Outside our apartment there was a stairwell, dark and cool. The voices echoing from it now--giggling voices trying to be serious--belonged to my cousins and me, four child musketeers, swearing a sacred oath of vengeance after our fathers, drunk, had gone to bed. We talked of eradicating the Viet Cong from the face of the earth.

"With bazookas, with M16s, with kung fu power."

"With Bruce Lee's swiftness and endurance, we can massacre them all."

"We can bomb the levees north of Hanoi during the monsoon." I, the 12-year-old, the plotter, offered. "We can flood the nasty Viet Cong out to the South China Sea."

In this way the dynamic of the exiled Vietnamese family is formed.

So I still understand my brother in the coffee shop. But while he speaks of vengeance, I have learned a different lesson, the American lesson: the knack of re-inventing oneself. To survive in the New World, we must, likewise, challenge the old world's blood-for-blood ethos and search for a new story line.

I am no longer simply Vietnamese. I have changed. I have, like many I know, driven down that hyphen that stretches like a freeway from the mythological kingdom with its 1,000-year-old ginseng roots toward the cosmopolitan city, the wind in my hair and Springsteen on the radio. English is a bendable language now, English my own song.

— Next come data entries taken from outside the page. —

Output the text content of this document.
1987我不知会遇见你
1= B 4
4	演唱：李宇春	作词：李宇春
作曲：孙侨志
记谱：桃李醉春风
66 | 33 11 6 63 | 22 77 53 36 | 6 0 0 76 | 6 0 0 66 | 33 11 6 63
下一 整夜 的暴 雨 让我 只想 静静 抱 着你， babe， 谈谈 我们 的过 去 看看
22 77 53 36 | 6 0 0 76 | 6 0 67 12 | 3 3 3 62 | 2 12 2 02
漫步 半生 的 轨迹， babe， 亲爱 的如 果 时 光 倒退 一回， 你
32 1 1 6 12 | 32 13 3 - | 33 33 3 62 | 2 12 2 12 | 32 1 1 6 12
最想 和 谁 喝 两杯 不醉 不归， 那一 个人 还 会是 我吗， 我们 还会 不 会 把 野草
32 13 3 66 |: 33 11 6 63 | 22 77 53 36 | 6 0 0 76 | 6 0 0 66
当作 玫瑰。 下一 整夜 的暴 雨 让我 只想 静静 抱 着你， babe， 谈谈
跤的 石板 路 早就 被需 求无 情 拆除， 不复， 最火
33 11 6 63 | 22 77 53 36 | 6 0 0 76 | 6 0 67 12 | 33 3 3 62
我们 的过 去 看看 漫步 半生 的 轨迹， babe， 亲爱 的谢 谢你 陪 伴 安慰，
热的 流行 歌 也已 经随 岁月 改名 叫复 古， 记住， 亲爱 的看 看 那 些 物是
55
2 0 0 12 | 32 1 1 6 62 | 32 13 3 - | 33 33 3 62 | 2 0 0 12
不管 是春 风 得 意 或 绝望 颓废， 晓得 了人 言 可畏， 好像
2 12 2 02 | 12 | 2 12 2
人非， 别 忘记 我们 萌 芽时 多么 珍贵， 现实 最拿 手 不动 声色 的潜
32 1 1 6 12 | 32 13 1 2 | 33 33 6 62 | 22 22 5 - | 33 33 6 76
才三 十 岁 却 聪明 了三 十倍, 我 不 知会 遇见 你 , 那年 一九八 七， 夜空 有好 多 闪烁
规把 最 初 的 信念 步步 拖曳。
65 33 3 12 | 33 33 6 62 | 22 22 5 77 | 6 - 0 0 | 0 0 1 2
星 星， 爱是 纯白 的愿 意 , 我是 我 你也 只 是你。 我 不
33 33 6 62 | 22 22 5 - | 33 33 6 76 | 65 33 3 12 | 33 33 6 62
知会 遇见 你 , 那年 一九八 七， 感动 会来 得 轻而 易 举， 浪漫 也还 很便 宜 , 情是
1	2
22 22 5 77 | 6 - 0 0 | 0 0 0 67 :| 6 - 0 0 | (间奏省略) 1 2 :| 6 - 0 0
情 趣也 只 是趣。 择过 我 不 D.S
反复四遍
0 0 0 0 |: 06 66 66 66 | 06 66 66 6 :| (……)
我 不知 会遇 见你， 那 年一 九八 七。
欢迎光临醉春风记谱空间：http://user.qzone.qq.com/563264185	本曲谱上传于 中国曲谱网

I am, for that matter, no longer moved by the old man's martial words on that Guam beach. I believe instead in self-liberation, in American rebirth. But never mind. I am thinking now of those four boys and their fatal gestures and what distinguishes good guys from bad guys in the new Vietnamese-American fable.

I AM NOT A CATHOLIC. There is no three-tiered shrine in my family's living room for martyred saints. My mother is a Buddhist but she stopped praying for a time when we lost the war. My father, born a French citizen when Vietnam was a colony, was given a Christian name but never went to church. Unlike the Nguyen brothers, I am only half a Northerner, and I take my cardinal points from the South, from Saigon, my birthplace, where bourgeois sensibilities and Southern irreverence replaces Northern pieties. I have been to Paris and Nice, where my father's relatives live and where--for the first time since leaving Vietnam--I felt, shamelessly, somehow I had come home.